Há uma razão que é tida como fundamental para se ensinar a norma padrão, que  é, precisamente, o facto de ser esta, uma forma valorizada da língua, sem o conhecimento e domínio desta gramática nenhuma criança será capaz de se integrar na sociedade. Gonçalves & Stroud (op.cit.:17).

           Esta posição diverge com a visão de Programa de Português para o Ensino Básico - III° ciclo, pois este defende que se espera que o ensino acomode e potencie a vivência cultural e, no caso específico da língua, a experiência linguística que a criança traz de casa. Deste modo, a aula de língua deve ser um espaço em que, com o auxílio do professor, a criança adquire ferramentas que lhe permitam organizar e manipular a língua, de acordo com as suas necessidades comunicativas.

A norma padrão, como qualquer forma da língua, têm as suas raízes, e representa contextos específicos e posições de interesse político e social. Uma implicação notável na promoção de uma forma padrão aceite de uma língua prende-se com o facto de que aqueles que não a dominam estarem excluídos da participação comunitária. A abordagem normativa serve, em última instância, para perpetuar uma abordagem social específica baseada na relação poder -conhecimento. Apenas aqueles que dominam a norma – que falam correctamente – constituem membros legítimos da comunidade e é lhes dado “ o direito de falar”. (Bordieu, 1991 apud Gonçalves & Stroud, 1998:15).

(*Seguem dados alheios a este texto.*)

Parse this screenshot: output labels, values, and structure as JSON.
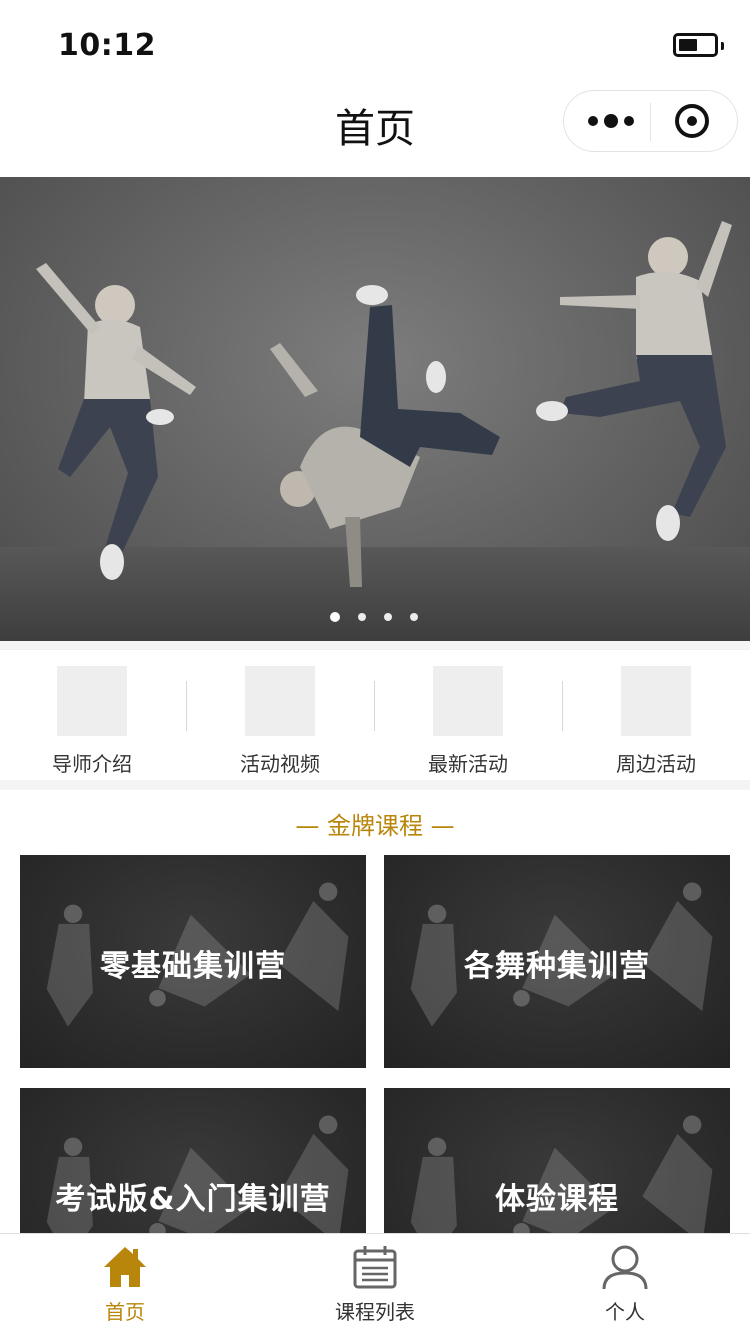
{
  "status_bar": {
    "time": "10:12",
    "battery_level": 0.45
  },
  "nav": {
    "title": "首页",
    "more_icon": "more-dots-icon",
    "close_icon": "target-icon"
  },
  "banner": {
    "slide_count": 4,
    "active_slide": 0
  },
  "quick_menu": {
    "items": [
      {
        "label": "导师介绍"
      },
      {
        "label": "活动视频"
      },
      {
        "label": "最新活动"
      },
      {
        "label": "周边活动"
      }
    ]
  },
  "section": {
    "title": "— 金牌课程 —"
  },
  "courses": [
    {
      "label": "零基础集训营"
    },
    {
      "label": "各舞种集训营"
    },
    {
      "label": "考试版&入门集训营"
    },
    {
      "label": "体验课程"
    }
  ],
  "tab_bar": {
    "tabs": [
      {
        "label": "首页",
        "icon": "home-icon",
        "active": true
      },
      {
        "label": "课程列表",
        "icon": "calendar-icon",
        "active": false
      },
      {
        "label": "个人",
        "icon": "person-icon",
        "active": false
      }
    ],
    "active_color": "#b8860b",
    "inactive_color": "#666666"
  }
}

Esta é então, uma razão muito forte para se ensinar às crianças a norma padrão do Português e encontra fundamento na questão de violência simbólica referida por Bourdieu & Passeron (1992:77), ao afirmarem que “toda a acção pedagógica é uma violência simbólica enquanto imposição, por um poder arbitrário de uma arbitrariedade”.

A outra razão para se ensinar a norma padrão do Português é que a abordagem normativa da língua constitui a linguagem que as instituições de educação promovem. O pensamento pedagógico em geral considera o desenvolvimento de uma língua padrão extremamente rigoroso, claro e explícito. Entende-se que esta está representada de uma forma mais consistente na linguagem escrita, e está a mais desligada possível das invenções linguísticas que caracterizam a língua oral.

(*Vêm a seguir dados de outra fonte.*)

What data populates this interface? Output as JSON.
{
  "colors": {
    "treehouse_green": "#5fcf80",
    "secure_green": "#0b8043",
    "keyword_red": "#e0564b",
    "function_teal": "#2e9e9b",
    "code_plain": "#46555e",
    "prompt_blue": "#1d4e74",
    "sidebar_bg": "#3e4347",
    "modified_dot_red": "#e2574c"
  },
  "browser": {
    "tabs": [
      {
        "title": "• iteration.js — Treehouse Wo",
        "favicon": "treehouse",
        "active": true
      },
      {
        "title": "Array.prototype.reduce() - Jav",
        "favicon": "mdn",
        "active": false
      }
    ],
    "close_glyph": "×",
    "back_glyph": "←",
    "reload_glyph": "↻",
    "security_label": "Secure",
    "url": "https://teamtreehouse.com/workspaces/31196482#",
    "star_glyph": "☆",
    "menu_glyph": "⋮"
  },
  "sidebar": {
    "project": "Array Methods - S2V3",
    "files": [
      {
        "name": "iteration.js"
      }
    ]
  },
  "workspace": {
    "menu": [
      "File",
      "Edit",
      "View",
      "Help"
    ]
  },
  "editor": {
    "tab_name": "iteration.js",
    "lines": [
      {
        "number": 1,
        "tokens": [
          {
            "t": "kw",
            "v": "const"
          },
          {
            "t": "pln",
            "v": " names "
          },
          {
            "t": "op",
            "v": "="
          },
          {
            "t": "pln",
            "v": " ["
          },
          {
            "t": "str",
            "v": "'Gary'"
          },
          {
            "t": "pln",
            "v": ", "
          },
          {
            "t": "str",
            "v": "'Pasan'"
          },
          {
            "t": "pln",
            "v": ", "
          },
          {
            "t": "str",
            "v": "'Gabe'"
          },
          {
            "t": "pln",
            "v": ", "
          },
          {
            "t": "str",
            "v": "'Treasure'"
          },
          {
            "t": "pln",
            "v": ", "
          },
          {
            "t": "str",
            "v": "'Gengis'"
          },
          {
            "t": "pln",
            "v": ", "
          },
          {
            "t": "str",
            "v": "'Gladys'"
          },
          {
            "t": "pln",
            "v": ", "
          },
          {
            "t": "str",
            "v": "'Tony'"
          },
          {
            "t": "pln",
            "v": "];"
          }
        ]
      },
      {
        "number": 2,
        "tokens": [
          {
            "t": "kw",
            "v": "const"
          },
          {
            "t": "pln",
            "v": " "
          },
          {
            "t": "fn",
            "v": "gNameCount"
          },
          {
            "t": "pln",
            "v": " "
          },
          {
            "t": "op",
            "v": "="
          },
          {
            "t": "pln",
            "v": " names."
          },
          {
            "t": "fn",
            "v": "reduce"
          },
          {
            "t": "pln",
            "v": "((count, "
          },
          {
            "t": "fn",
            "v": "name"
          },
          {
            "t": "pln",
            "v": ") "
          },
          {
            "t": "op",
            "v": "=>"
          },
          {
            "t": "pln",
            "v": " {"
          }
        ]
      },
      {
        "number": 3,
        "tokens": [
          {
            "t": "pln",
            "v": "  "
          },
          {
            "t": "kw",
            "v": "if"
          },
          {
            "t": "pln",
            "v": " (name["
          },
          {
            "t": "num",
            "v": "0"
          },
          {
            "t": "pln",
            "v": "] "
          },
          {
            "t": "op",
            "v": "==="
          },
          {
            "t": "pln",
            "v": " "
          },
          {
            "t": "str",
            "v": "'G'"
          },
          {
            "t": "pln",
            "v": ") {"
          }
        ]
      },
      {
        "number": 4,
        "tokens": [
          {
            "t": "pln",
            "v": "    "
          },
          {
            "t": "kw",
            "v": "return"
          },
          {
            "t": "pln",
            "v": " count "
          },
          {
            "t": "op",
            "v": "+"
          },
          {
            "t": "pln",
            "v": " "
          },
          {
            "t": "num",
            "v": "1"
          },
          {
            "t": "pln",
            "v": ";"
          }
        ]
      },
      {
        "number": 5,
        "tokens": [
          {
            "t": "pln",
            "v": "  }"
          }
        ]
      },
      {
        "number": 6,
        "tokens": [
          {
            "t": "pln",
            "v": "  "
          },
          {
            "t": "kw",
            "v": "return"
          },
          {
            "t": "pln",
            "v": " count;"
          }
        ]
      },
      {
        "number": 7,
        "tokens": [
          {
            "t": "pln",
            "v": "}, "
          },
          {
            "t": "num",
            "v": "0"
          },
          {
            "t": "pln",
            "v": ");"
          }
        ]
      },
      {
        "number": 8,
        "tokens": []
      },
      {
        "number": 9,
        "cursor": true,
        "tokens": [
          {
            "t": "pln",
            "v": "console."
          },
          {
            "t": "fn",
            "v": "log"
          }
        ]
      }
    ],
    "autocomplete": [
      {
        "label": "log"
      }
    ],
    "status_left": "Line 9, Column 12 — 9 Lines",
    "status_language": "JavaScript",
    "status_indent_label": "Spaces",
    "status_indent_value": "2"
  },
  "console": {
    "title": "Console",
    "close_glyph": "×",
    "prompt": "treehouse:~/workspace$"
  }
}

Sendo a língua, o instrumento de inter-relações que se estabelecem entre as pessoas, (relações sociais, culturais, históricas, académicas, etc.), ela está sujeita a variações e mudanças, proporcionadas pelo contacto que esta estabelece com as outras línguas.

Parte-se do princípio de que qualquer língua que entra em contacto com outras, a sua forma inicial sofre influências, quer extra, quer intra-linguísticas, logo, no contacto que o Português Europeu tem com as línguas moçambicanas, que reconhecidamente são de origem bantu, constatam-se variações e mudanças a nível lexical, sintáctico, semântico e pragmático, tal como sustentam Mateus et al (2003:33), ao referir que

Qualquer língua varia ao longo do tempo e do espaço da sua utilização, em função de contacto com outras línguas, em função das pertenças sociais e culturais dos seus falantes e em função das próprias situações em que é utilizada, sendo o contacto entre as línguas um dos factores que mais contribuem para desencadear a mudança linguística.

A preocupação com o ensino de um padrão normativo encontra fundamento teórico na controvérsia sobre conceitos tais como padrão e norma, e as suas implicações para os falantes. O contexto moçambicano proporciona novas variedades do Português como base para contestar e desenvolver muitos aspectos da subjectividade (padrão europeu/pós-colonial).  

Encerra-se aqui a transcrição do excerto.